A model development environment needs to have development status in the following aspects:

  • A data scientists needs to work against a database with the ability to create, fill and drop tables. A data scientist is able to create queries that hang the system. That is part of experimentation and may happen once in a while. It will become a lesson learned.
  • A data scientist is not a DBA. Creating tables happens on the fly, with the fullest disregard to proper database management such as naming conventions, indexing, partitioning and database normalization. Restricting a data scientist to work along those lines will kill productivity.
  • The DBA companion may help out to do the proper thing to the database, such a writing clean-up scripts, indexing, etc. In additional the data scientist may request a DBA to set up database schemas, users, archiving etc.
  • The data scientist needs to have fairly unrestricted access to a command prompt and OS level capabilities. It will not be the first time that data is being delivered in the shape of 100.000 zip files or a job needs to be setup to scrape some data from the (intra)web. Although source data or temporary files are preferred to go in the database, sometimes it’s just simpler to have the ability to store data in a csv on disk.
  • Unrestricted installation of software doesn’t have to be among the requirements, however, not having to go through a three-month approval process helps productivity a lot.
  • A data scientist should not need to have access to privacy sensitive data. The data repository containing the historic data can be created under referential integrity (i.e. you can still join tables) with hashed or encrypted sensitive fields.

The need for a separate model development and production environment

Not all analytical models are intended to make it to a production environment, although, the models that are most valuable are not one-time executions, but are embedded, repeatable scoring generators that the business can act upon. The model development takes place in a relatively unstructured environment that gives the possibility to play with data and experiment with modeling approaches. Embedding an analytical model in the business means it migrates from this loosely defined environment to a location of rigor and structure.
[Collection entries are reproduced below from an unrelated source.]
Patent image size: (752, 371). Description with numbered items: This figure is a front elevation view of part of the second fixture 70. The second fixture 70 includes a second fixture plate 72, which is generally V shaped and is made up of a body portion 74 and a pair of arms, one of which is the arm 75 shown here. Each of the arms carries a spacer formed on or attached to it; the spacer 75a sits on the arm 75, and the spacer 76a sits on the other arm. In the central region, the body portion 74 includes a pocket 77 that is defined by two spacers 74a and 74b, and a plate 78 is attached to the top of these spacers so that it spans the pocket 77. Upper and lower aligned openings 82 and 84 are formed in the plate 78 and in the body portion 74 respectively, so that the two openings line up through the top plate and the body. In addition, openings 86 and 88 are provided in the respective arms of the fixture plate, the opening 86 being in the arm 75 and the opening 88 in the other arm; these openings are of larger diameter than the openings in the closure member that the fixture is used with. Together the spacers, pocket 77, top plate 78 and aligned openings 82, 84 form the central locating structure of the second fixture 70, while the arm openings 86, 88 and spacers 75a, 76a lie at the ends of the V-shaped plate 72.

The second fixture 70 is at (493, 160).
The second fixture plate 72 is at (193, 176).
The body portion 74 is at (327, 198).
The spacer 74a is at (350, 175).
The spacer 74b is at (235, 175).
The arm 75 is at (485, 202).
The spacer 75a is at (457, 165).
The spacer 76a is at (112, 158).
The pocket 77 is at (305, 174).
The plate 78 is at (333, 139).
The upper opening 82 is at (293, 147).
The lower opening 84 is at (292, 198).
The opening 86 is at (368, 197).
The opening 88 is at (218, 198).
Not separating the environments leads to a series of issues:

  • An ad-hoc query for a new to develop model can disrupt the scoring of a production model.
  • A data scientist can manually alter scores (e.g. credit scores).
  • There’s privacy sensitive data available for the eyes of the data scientist (as production data is not censored).
  • The model development cycle is likely required to align with the production scoring cycle.
  • Archiving needs are different for model generated scores and models.

Figure 1 shows the difference between cycles for model development and model scoring. In the development environment, the data scientist comes up with an idea and slowly works towards a ready model. Once it has taken the right shape, it is placed in the pre-production environment (later more), where it is thoroughly inspected. Upon approval, and with the proper controls in place, the model is moved to production, where it is being scored on a set interval. Note that developing the model in the same environment as the scoring, frequently implies that a new version of the model needs to be ready for the upcoming scoring moment, i.e. the new model needs to be developed in between the scoring moments. This rushes the process and is error prone due to the lack of audit-ability and formal model migration process. In separate environments, as shown in Figure 1, after some time, the data scientist has a new idea to improve the model. The current approved model is taken from the pre-production environment, and being worked on. Once ready it is placed back into pre-approval, but as the figure shows, it cannot be approved due to lacking functionality. The data scientist repairs the defect, after which, upon approval, the new model can be placed in production.